Silhouettes 6: Inpatient
Busy medical charts tapped against each other as they were picked up, put down, passed around, opened, and closed. The three-day affair began Wednesday, and it was the first of three such treatments. I had seen my doctor and had a CAT scan between inpatient and outpatient cycles. My tumor was already in remission, but we would go through with the rest of the treatment. These doses of chemo were a necessary overkill.
This one was called R-ICE, with the same R from RCHOP and three new medications. Two of them were only a few hours long, but the third was about 60 hours long, including a steady and constant stream of nausea medication that barely remedied the malady. A second bag of nausea medicine was attached to my veins, slowing the shuffling of my gown against my bed sheets.
My energy levels were enough to consume a movie, chosen at random from my younger brother’s folder of digital films for my entertainment. Brimstone and smoke roared through the breath of a dough-eyed creature staring back at me. A slender and resourceful teenager captures the blue reptilian beast and considers ending its life. The clicking of sharp ivory follows the animal’s motion, a show of good faith to the kid as he retracts his teeth. He is dubbed Toothless, and the pair battle across fire and death in Nordic territory, saving their fellow Vikings from the Valhalla that awaits them. (“How to Train a Dragon”)

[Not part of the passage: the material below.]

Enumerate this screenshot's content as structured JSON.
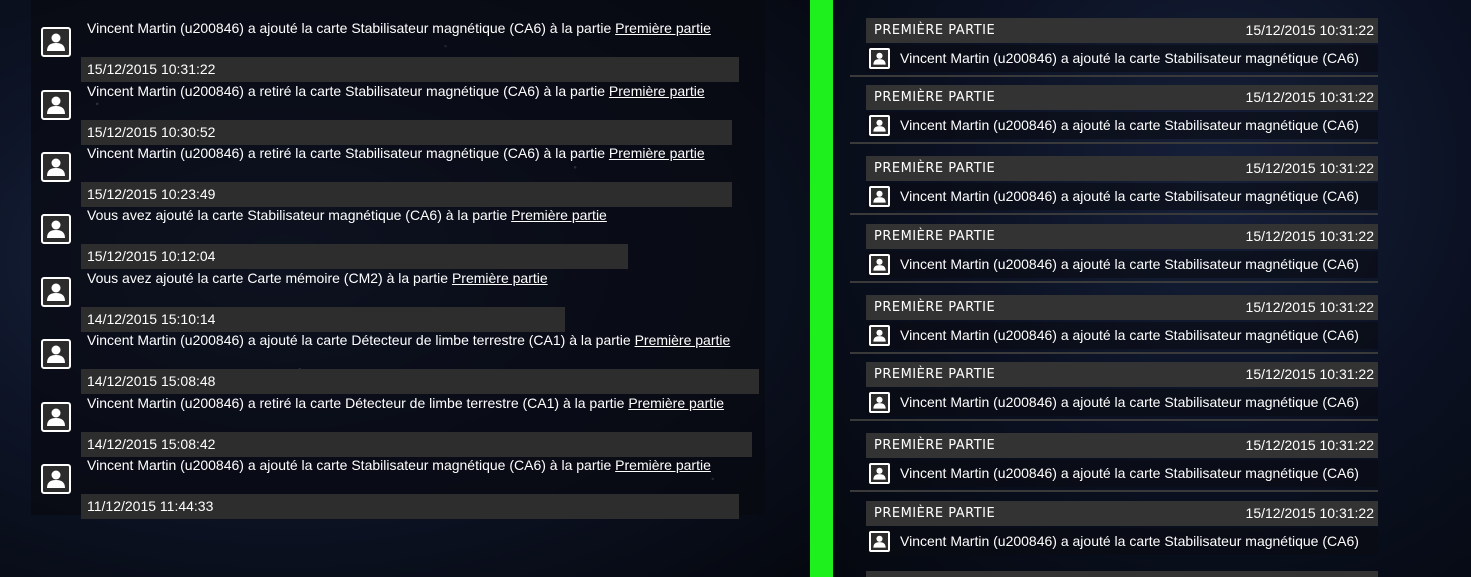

I closed my laptop, I thrust it into the padded cloth in my bag, and entered the wee hours of morning with earbuds. My eyes met the elegant dripping of the multiple liquids entering my body, mimicking the sound of a distant river flowing. A shining hall reveals a loud horn, gathering the human steeds in their march for glory. The muffled growling and operatic counterpoint mimic the voices of giants and Valkyries, running aghast. The repetitive triple-kick coiling in my head adds legs to these finest of men, stomping across the eternal feast. My mind drifted away to the serpent, the wolf, and the other monsters within the golden mausoleum.